任如林请何事悲在监管台暂作休息,自己上了地上,御气去了外门。
虽然怀疑冯虎在虚张声势,但是还是需要去确认,谢乐宴对她有恩,这件事除了他们自己,旁的谁都不知道。
当日宗主殿绞杀邪修后,任如林便秘密找了谢乐宴,送了他一瓶自己藏在宗主殿地下宝库里的上品养窍丹,而后便是纷至沓来的事务。
本来任如林计划处理完灵药一事后,再寻机会与谢乐宴深聊一番,没想到这个时机或许提前了许多。
为了提高外门弟子的待遇,新宗主下令外门翻新,因此这时所有外门弟子都在不同的场地里做着涂漆,木工的工作。
任如林从一众萝卜头里一下就看到了谢乐宴,这也是任如林第一次好好观察他。
任如林很奇怪,明明他看起来就是瘦弱的一个少年,却有着她看不透的想法,无论是从一开始看过游记而在现实看到一样的东西后就能反应过来那东西与游记作者有关,还是后来她半逼着他提升修为帮助自己,他就像个旁观者一样,只一味点头答应,也不忙着为自己争取利益。
他比几月前又抽条了些,弟子服短了一小截,有些不熨帖。
任如林远远看着他,他很敏锐,转头便对上了她的视线。
任如林朝他招手,只见他和旁边的人说了什么,旁边的人大笑着答复他,然后他就放下手里的木板,朝人群外走来。
“任前辈,您找我有事。”谢乐宴问,顿了顿,又有些不确定地问了一句,“是和灵药一事有关吗?”
任如林点点头,还是决定先跟他透露一点信息:“冯虎说要见你,他说只见你后才肯坦白一切。”
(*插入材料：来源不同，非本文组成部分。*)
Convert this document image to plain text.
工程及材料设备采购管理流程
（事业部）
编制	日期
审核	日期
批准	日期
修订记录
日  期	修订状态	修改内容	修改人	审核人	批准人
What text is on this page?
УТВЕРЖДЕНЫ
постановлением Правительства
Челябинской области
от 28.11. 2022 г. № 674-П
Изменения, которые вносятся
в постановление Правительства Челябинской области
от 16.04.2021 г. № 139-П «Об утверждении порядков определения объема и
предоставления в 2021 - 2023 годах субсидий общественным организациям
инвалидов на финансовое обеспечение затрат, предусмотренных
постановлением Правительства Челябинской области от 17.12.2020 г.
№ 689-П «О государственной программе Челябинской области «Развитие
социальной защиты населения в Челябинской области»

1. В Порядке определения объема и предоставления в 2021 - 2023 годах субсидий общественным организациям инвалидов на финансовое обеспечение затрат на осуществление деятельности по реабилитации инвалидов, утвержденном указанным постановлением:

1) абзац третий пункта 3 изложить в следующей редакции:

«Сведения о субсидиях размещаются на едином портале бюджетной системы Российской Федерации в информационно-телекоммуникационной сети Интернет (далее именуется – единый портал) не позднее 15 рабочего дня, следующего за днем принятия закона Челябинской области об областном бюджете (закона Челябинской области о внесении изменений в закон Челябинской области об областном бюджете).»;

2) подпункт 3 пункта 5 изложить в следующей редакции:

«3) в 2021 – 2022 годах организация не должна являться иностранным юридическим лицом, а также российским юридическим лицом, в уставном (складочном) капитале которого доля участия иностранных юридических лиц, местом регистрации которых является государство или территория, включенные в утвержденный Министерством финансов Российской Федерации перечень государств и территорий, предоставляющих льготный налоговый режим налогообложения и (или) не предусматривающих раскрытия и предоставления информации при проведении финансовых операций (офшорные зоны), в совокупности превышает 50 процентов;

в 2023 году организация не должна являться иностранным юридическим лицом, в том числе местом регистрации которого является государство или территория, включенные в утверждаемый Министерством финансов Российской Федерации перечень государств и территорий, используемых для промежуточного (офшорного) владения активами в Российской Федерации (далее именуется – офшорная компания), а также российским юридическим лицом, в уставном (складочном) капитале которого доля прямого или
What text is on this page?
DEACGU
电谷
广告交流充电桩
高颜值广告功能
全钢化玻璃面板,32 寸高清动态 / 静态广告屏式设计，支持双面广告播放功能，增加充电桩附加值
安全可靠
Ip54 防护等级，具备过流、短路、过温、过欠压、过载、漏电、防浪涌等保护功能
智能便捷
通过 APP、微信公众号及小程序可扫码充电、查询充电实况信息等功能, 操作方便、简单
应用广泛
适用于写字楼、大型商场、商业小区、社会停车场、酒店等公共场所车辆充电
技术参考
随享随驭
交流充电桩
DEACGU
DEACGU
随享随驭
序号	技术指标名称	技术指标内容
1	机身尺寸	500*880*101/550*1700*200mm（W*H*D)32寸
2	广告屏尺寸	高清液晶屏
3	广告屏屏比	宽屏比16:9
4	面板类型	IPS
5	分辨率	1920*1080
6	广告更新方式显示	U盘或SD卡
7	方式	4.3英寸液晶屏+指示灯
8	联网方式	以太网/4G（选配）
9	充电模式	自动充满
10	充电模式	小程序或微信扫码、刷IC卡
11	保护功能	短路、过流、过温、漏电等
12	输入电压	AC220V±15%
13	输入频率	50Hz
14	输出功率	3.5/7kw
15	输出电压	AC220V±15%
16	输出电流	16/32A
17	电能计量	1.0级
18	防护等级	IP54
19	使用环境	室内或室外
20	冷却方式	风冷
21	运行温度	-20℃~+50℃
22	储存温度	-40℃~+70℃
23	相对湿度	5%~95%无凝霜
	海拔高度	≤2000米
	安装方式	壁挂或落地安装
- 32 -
谢乐宴好看的眉头皱起,不知冯虎打的什么算盘,只说:“我和冯虎并不相熟,只刚进宗门时,他错以为我是他认识的人。”
“比起他,我当然更相信你,就当陪我去看看他打什么算盘吧。”谢乐宴很对任如林的脾气,私心想护着他,因此在锻天阁的人面前绝不能留下什么后患。
“是,弟子明白。”
“走吧,你应当还没有试过御气飞行吧,”任如林拉过谢乐宴,带着他一起飞往戒律堂,“虽说结丹后就能学会御气飞行,不过你在外的形象还不是结丹修士,直到你自己想把这个秘密告诉外人,我不会多说一句。”
“谢谢前辈,”谢乐宴知道任如林是担心他修行速度过快,说出去引人猜忌。